Please be aware that this offer is in consideration for and contingent upon: (i) your returning a signed copy of this letter to Groupon no later than 3 days from the date of this letter or 5 business days before your Start Date, whichever comes first; (ii) if applicable, the successful completion of a pre-employment background check and/or drug screen; (iii) your acknowledgement of and agreement to the Confidentiality, Intellectual Property and Restrictive Covenants Agreement (“CIPRA”) and (if applicable) the Mutual Arbitration Agreement; and (iv) your ability to provide satisfactory proof of your identity and authorization to work in the United States, as required by law. You are responsible for obtaining and maintaining valid work authorization and for promptly notifying the Company of any changes to your work authorization status. Nothing in this letter alters the at-will nature of your employment.

Compensation

Your annualized base salary, prorated for your first year of employment, will be $500,000.00, less withholdings and deductions. Groupon utilizes a semi-monthly payroll (24 pay periods per year).

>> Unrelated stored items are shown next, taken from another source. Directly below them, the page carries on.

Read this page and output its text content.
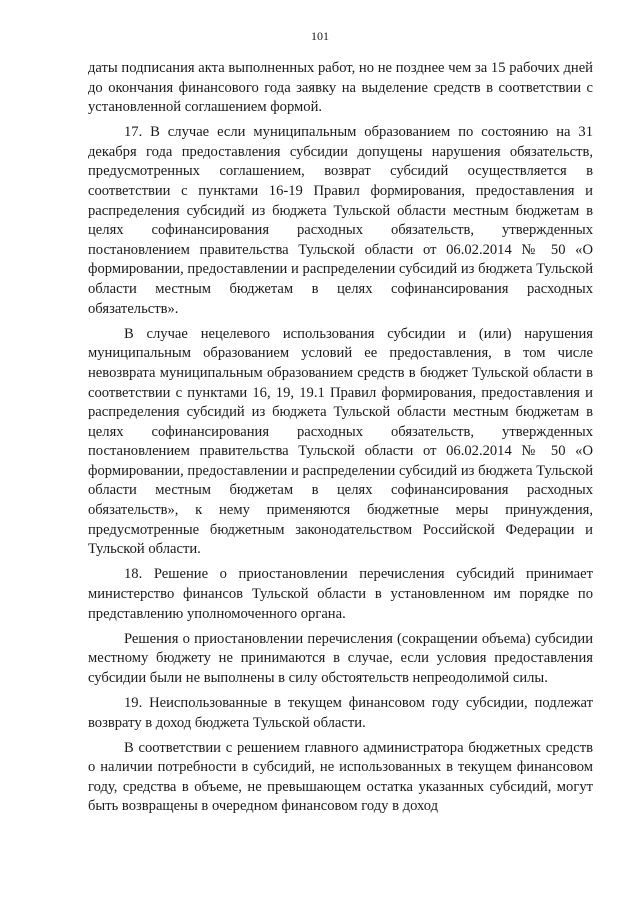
101

даты подписания акта выполненных работ, но не позднее чем за 15 рабочих дней до окончания финансового года заявку на выделение средств в соответствии с установленной соглашением формой.

17. В случае если муниципальным образованием по состоянию на 31 декабря года предоставления субсидии допущены нарушения обязательств, предусмотренных соглашением, возврат субсидий осуществляется в соответствии с пунктами 16-19 Правил формирования, предоставления и распределения субсидий из бюджета Тульской области местным бюджетам в целях софинансирования расходных обязательств, утвержденных постановлением правительства Тульской области от 06.02.2014 № 50 «О формировании, предоставлении и распределении субсидий из бюджета Тульской области местным бюджетам в целях софинансирования расходных обязательств».

В случае нецелевого использования субсидии и (или) нарушения муниципальным образованием условий ее предоставления, в том числе невозврата муниципальным образованием средств в бюджет Тульской области в соответствии с пунктами 16, 19, 19.1 Правил формирования, предоставления и распределения субсидий из бюджета Тульской области местным бюджетам в целях софинансирования расходных обязательств, утвержденных постановлением правительства Тульской области от 06.02.2014 № 50 «О формировании, предоставлении и распределении субсидий из бюджета Тульской области местным бюджетам в целях софинансирования расходных обязательств», к нему применяются бюджетные меры принуждения, предусмотренные бюджетным законодательством Российской Федерации и Тульской области.

18. Решение о приостановлении перечисления субсидий принимает министерство финансов Тульской области в установленном им порядке по представлению уполномоченного органа.

Решения о приостановлении перечисления (сокращении объема) субсидии местному бюджету не принимаются в случае, если условия предоставления субсидии были не выполнены в силу обстоятельств непреодолимой силы.

19. Неиспользованные в текущем финансовом году субсидии, подлежат возврату в доход бюджета Тульской области.

В соответствии с решением главного администратора бюджетных средств о наличии потребности в субсидий, не использованных в текущем финансовом году, средства в объеме, не превышающем остатка указанных субсидий, могут быть возвращены в очередном финансовом году в доход
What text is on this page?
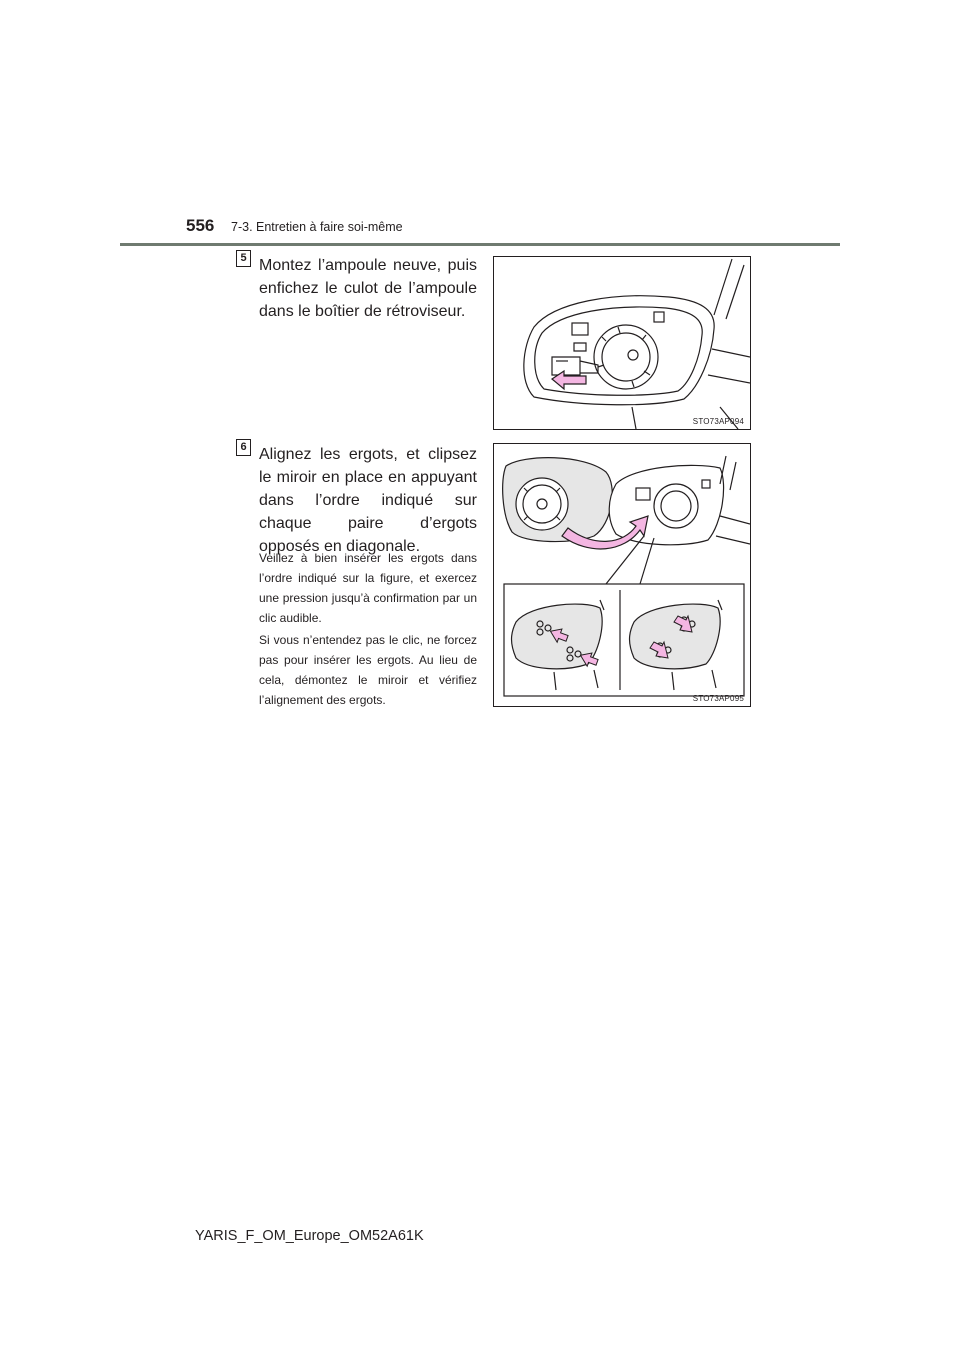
556 7-3. Entretien à faire soi-même
5 Montez l’ampoule neuve, puis enfichez le culot de l’ampoule dans le boîtier de rétroviseur.
STO73AP094
6 Alignez les ergots, et clipsez le miroir en place en appuyant dans l’ordre indiqué sur chaque paire d’ergots opposés en diagonale.
Veillez à bien insérer les ergots dans l’ordre indiqué sur la figure, et exercez une pression jusqu’à confirmation par un clic audible.
Si vous n’entendez pas le clic, ne forcez pas pour insérer les ergots. Au lieu de cela, démontez le miroir et vérifiez l’alignement des ergots.	STO73AP095
YARIS_F_OM_Europe_OM52A61K
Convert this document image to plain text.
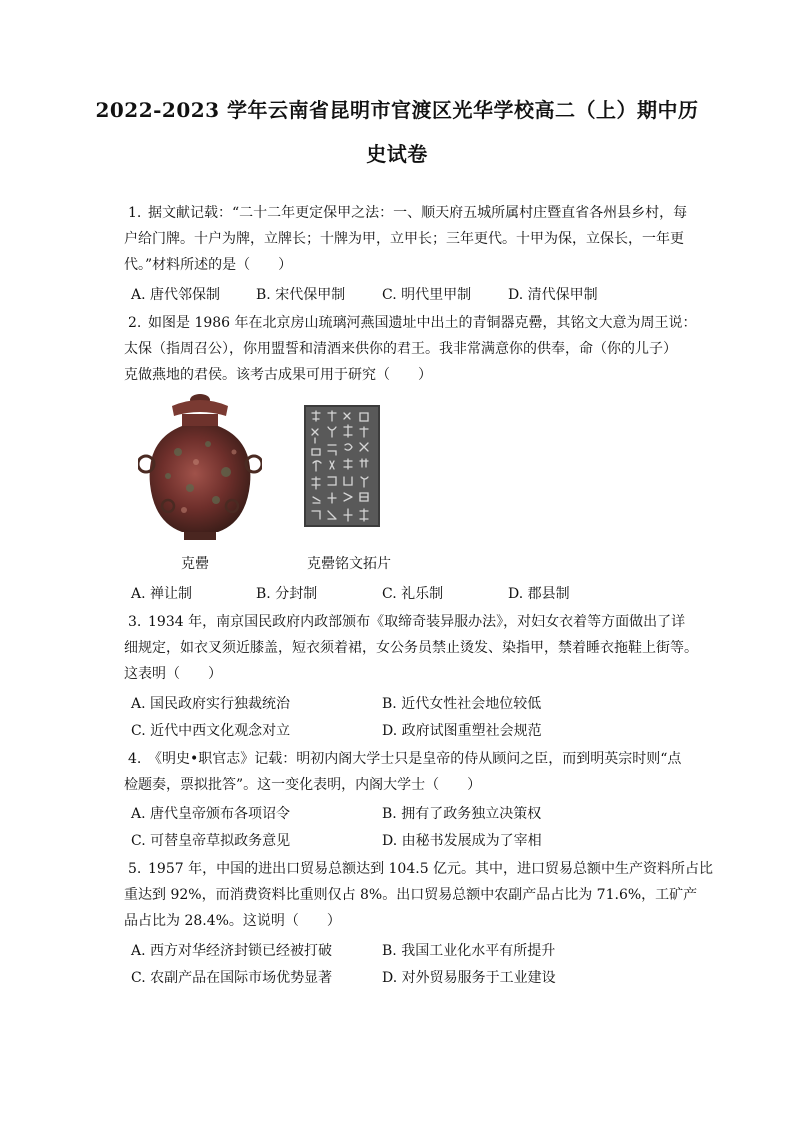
2022-2023 学年云南省昆明市官渡区光华学校高二（上）期中历
史试卷
1. 据文献记载：“二十二年更定保甲之法：一、顺天府五城所属村庄暨直省各州县乡村，每
户给门牌。十户为牌，立牌长；十牌为甲，立甲长；三年更代。十甲为保，立保长，一年更
代。”材料所述的是（　　）
A. 唐代邻保制	B. 宋代保甲制	C. 明代里甲制	D. 清代保甲制
2. 如图是 1986 年在北京房山琉璃河燕国遗址中出土的青铜器克罍，其铭文大意为周王说：
太保（指周召公），你用盟誓和清酒来供你的君王。我非常满意你的供奉，命（你的儿子）
克做燕地的君侯。该考古成果可用于研究（　　）
克罍	克罍铭文拓片
A. 禅让制	B. 分封制	C. 礼乐制	D. 郡县制
3. 1934 年，南京国民政府内政部颁布《取缔奇装异服办法》，对妇女衣着等方面做出了详
细规定，如衣叉须近膝盖，短衣须着裙，女公务员禁止烫发、染指甲，禁着睡衣拖鞋上街等。
这表明（　　）
A. 国民政府实行独裁统治	B. 近代女性社会地位较低
C. 近代中西文化观念对立	D. 政府试图重塑社会规范
4. 《明史•职官志》记载：明初内阁大学士只是皇帝的侍从顾问之臣，而到明英宗时则“点
检题奏，票拟批答”。这一变化表明，内阁大学士（　　）
A. 唐代皇帝颁布各项诏令	B. 拥有了政务独立决策权
C. 可替皇帝草拟政务意见	D. 由秘书发展成为了宰相
5. 1957 年，中国的进出口贸易总额达到 104.5 亿元。其中，进口贸易总额中生产资料所占比
重达到 92%，而消费资料比重则仅占 8%。出口贸易总额中农副产品占比为 71.6%，工矿产
品占比为 28.4%。这说明（　　）
A. 西方对华经济封锁已经被打破	B. 我国工业化水平有所提升
C. 农副产品在国际市场优势显著	D. 对外贸易服务于工业建设
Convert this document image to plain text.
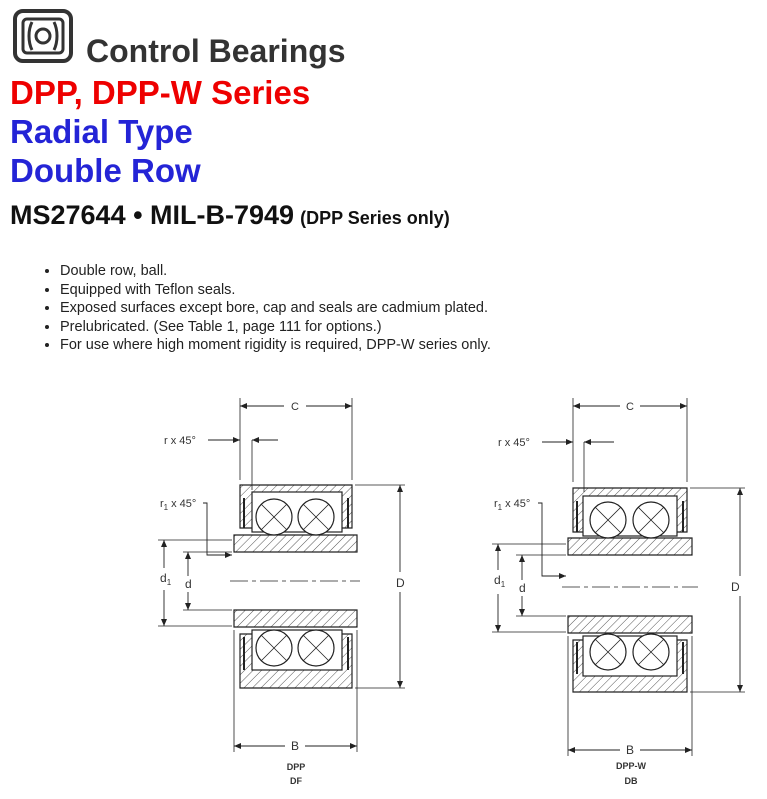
Control Bearings
DPP, DPP-W Series
Radial Type
Double Row
MS27644 • MIL-B-7949 (DPP Series only)
• Double row, ball.
• Equipped with Teflon seals.
• Exposed surfaces except bore, cap and seals are cadmium plated.
• Prelubricated. (See Table 1, page 111 for options.)
• For use where high moment rigidity is required, DPP-W series only.
C
r x 45°
$r_1$ x 45°
$d_1$ d	D
B
DPP
DF
C
r x 45°
$r_1$ x 45°
$d_1$ d	D
B
DPP-W
DB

In further consideration for your agreeing to the terms of the CIPRA, you will be eligible to participate in the Groupon Annual Bonus Plan (the “ABP”) according to the terms and conditions as outlined in the plan, which you will receive during your on-boarding. Your target gross annual bonus potential under the ABP will be up to $150,000.00, pro-rated to your join date for 2026 (with a $50,000 ‘floor’). Your bonus is subject to approval by the Compensation Committee and your continuous employment through the payment date of that bonus. Bonus amounts are currently determined and paid on an annual basis. As such, any bonus amount is not guaranteed.

In addition, you are eligible to receive a cash sign-on bonus in the total gross amount of $150,000.00, less withholdings and deductions, to be paid in three equal installments of $50,000.00, provided you are continuously and actively employed through each applicable payment date, and are meeting performance expectations at the time of payment.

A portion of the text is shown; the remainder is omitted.